One letter from Anne and one only: the child did not care about writing;—but, it so happened that there was not a line that Thérèse did not read with pleasure. A letter is far less an expression of our real sentiments than of those we ought to feel if our letter is to be welcome. Anne complained that she could not go in the direction of Vilméja since young Azévédo had come; she had seen his wheeled chair among the ferns; consumptives made her shudder.
Thérèse read the letter over and over again and did not expect any others: so she was much surprised when they got their letters (the day after the interrupted evening at the music-hall) to recognise Anne de la Trave’s writing on three envelopes. Various “Postes Restantes” had sent this bundle of letters on to Paris, for they had not stopped at several places on their programme: “they were in a hurry,” Bernard said, “to get back to their nest”; but the real reason was that they could not endure each other any longer. He was dying of boredom away from his guns, his dogs, and the inn, where the bitters and pomegranate syrup tasted better than anywhere else; and he was sick of this cold mocking woman who never seemed to be enjoying herself and could not talk about anything interesting!... Thérèse wanted to get back to Saint Clair, like a convict, who has grown tired of his temporary cell, becomes curious about the island in which the remainder of his life is to be spent. Thérèse had carefully deciphered the date stamped on each of the three envelopes; and she was just opening the first when Bernard uttered an exclamation, shouted several words which she did not catch, for the window was open, and as their hotel was at a street corner the motor-buses changed gears immediately outside. He had stopped shaving to read a letter from his mother. Thérèse could still see his “cellular” vest and his muscular bare arms: the pale skin, and then the sudden coarse crimson of the neck and face. The July morning was already heavy with sulphurous heat: the smoky sunshine made the house fronts opposite, beyond the balcony, look grimier still. He had come up to Thérèse, and shouted: “This is too much. Your little friend Anne is going it! Who’d have said that my young sister....” And as Thérèse looked at him questioningly:
“She’s fallen in love with the Azévédo boy: can you believe it? Yes, really; that consumptive fellow for whom they were enlarging Vilméja.... She says she’ll wait until she’s of age.... Mother says she is completely mad. I only hope the Deguilhems don’t know anything about it. Young Deguilhem would be quite capable of giving up the marriage altogether. Have you got letters from her? Now we shall know all about it then: aren’t you going to open them?”

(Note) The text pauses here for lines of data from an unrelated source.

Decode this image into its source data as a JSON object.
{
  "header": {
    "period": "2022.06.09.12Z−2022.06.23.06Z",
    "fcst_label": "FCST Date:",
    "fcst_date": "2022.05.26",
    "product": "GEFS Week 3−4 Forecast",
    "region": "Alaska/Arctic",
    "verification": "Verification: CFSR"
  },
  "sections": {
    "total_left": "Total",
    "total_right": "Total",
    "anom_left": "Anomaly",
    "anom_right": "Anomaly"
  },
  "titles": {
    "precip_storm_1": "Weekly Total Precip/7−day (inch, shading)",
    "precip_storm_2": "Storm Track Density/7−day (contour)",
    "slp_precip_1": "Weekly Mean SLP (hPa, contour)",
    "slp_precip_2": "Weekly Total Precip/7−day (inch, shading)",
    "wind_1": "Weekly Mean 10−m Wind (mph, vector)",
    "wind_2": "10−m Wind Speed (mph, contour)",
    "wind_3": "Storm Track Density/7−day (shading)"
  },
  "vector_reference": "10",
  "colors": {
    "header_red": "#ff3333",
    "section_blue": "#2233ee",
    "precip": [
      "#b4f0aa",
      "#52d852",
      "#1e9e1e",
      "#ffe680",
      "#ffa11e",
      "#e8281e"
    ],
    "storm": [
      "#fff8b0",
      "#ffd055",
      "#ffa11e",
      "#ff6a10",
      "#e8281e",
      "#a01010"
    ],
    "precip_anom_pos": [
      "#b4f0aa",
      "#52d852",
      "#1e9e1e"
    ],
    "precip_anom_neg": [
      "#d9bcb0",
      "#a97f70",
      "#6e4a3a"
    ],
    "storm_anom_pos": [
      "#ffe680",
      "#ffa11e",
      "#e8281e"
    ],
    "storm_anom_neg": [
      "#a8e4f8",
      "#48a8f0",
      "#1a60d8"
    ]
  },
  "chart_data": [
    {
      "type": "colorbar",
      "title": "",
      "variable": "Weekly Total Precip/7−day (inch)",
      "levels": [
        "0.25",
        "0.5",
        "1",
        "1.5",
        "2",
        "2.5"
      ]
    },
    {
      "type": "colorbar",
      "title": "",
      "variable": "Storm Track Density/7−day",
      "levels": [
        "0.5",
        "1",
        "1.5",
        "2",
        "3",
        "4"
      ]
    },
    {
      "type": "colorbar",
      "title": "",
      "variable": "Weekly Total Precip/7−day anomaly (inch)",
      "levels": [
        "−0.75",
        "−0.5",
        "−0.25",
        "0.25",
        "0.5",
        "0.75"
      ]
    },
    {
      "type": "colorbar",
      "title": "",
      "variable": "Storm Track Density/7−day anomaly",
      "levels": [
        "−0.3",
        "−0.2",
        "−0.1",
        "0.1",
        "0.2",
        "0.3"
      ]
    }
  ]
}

“I want to read them in order. Besides, I couldn’t show them to you.”
This was just like her: she complicated everything. However, the essential point was that she should bring the girl to her senses again.
“My parents are relying on you. She’ll do anything you tell her.... Oh yes, she will.... You can save the situation.”
While she was dressing, he would go out to send a telegram and book two seats on the Southern Express: and she might begin to pack the trunks.
“Why aren’t you reading the child’s letters? What are you waiting for?”